Revenir à Gênes, c’est sonder ces images et les narrations contrariées qu’elles soutiennent, tenter d’aller au-delà de leur effet de sidération pour comprendre leurs usages réels et symboliques sur des scènes judiciaires et politiques où elles se trouvent sommées de – et bien souvent échouent à – faire la lumière. Le corpus iconographique entourant la mort de Carlo Giuliani engage à une telle expérience du regard : photographies de presse et vidéos amateurs ont saisi l’instant de ce drame, films de montage, archives en ligne et graffiti en perpétuent la mémoire. La force et la fragilité d’un projet tel que celui qu’entreprend Francesca Comencini en 2002 quand elle réalise Carlo Giuliani Ragazzo, tient à la difficulté de définir sa position, ni hagiographie, ni pure chronique documentaire, mais tragédie dont la récitante est une mère endeuillée (Haidi Giuliani) et le chœur une multitude en colère. Dans son roman Ça change quoi (Seuil, 2010), Roberto Ferrucci lui aussi tente de retrouver la mémoire à partir de ses propres archives photographiques et audiovisuelles et des clichés iconiques de la presse. Et de s’interroger : ces images et ces sons, pourquoi se substituent-ils à nos propres expériences ? Comment façonnent-ils nos êtres profonds et nos choix politiques ? Comment nous révèlent-ils à nous-mêmes ?

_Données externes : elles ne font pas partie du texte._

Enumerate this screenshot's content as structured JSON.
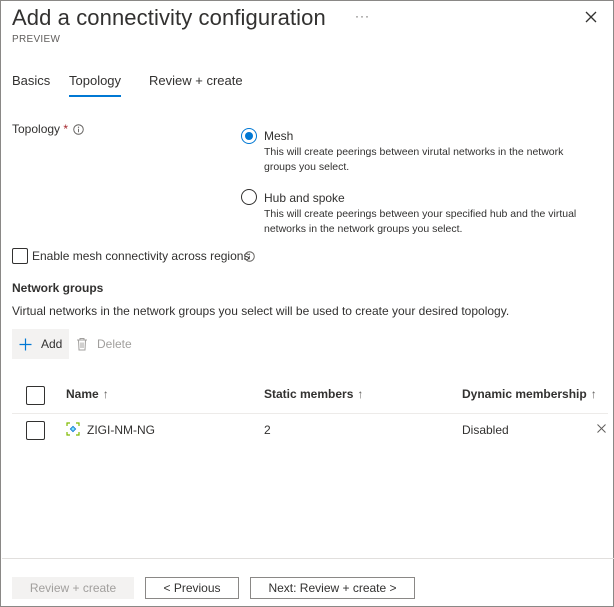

Quand, à son tour, la documentariste sonore Adila Bennedjaï-Zou retourne à Gênes où elle s’était rendue vingt ans plus tôt avec un collectif, c’est dans l’espoir d’élucider l’expérience vécue de la mobilisation et de la violence, et de ce que l’une et l’autre ont fait aux vies de ceux qui étaient alors à Gênes. Le témoignage et l’archive permettent ensemble de saisir quelque chose des émotions embrouillées qui trament une telle expérience : l’amour, la peur, la joie et la colère s’y mêlent indistinctement. Si l’archive agit ici comme symptôme, c’est qu’elle demande à être rouverte, déconstruite, débattue. Elle agit comme une langue vernaculaire, dont il faut trouver la traduction en récit, tant militant que judiciaire. La constitution d’un fonds inédit par son ampleur et la diversité de ses formats – documentaires, vidéos militantes, rushes de télévisions locales ou encore enregistrements audio des communications radio de la police – par le cinéaste Carlo Bachschmidt peut dès lors s’entendre comme une entreprise non d’institutionnalisation mais de relecture critique de ce matériau : collecter et conserver, oui, mais pour opérer le travail que les institutions politiques et judiciaires n’ont pas accompli, rouvrir plutôt qu’enfouir la mémoire. Quels enjeux historiographiques et critiques recouvre une telle démarche ? À qui s’adresse-t-elle ? Quelles résonances entretient-elle avec d’autres histoires de violence passées et présentes ? Parmi les lectures les plus fécondes de ces archives, il n’y a pas seulement celles des contemporains de Gênes, mais aussi le travail de jeunes gens qui héritent de cette histoire dans un moment politique désespérant : c’est le propre d’une pièce de théâtre créée en 2021 par la compagnie L’Onde, Entre les deux il y a Gênes, adaptation de Gênes 01 de Fausto Paravidino (L'Arche, 2005) traversée de fragments du livre de Mathieu Riboulet. Gênes y opère la jonction entre deux époques, les années 1970 et 2020, où les récits de violence d’État fondent les expériences politiques. Il y a là une manière d’engager un autre dialogue avec l’archive et d’opérer des coupes dans l’histoire pour en percevoir les répétitions tragiques, les héritages sans testament, et peut-être aussi des horizons d’espoir.

Alice Leroy

Coordination : Alice Leroy
Avec Carlo Bachschmidt, Adila Bennedjaï-Zou, Maxime Boidy, Marie Fabre, Dario Marchiori

Séance du mardi 23.08, 10:00 : « Gênes, médias, medium » avec Carlo Bachschmidt.

1. « Genova 2001 – Prises de vues », in Collectif Mauvaise Troupe, Constellations. Trajectoires révolutionnaires du jeune 21e siècle, Éditions de l’Éclat, 2014, p. 71.
2. Voir Sylvie Lindeperg, Nuremberg. La Bataille des images (Payot, 2021), et Dork Zabunyan, Fictions de Trump, puissances des images et exercices du pouvoir (Point du jour, 2020).
3. Mathieu Riboulet, Entre les deux il n’y a rien, Verdier, 2015, p. 15.
4. Ibidem, p. 11-12.
5. Michel Foucault, « Anti-Rétro », Cahiers du cinéma, n°251-252, juillet-août 1974, repris dans Dits et Écrits, II, 1970-1975, Paris, Gallimard, 1994, p. 648.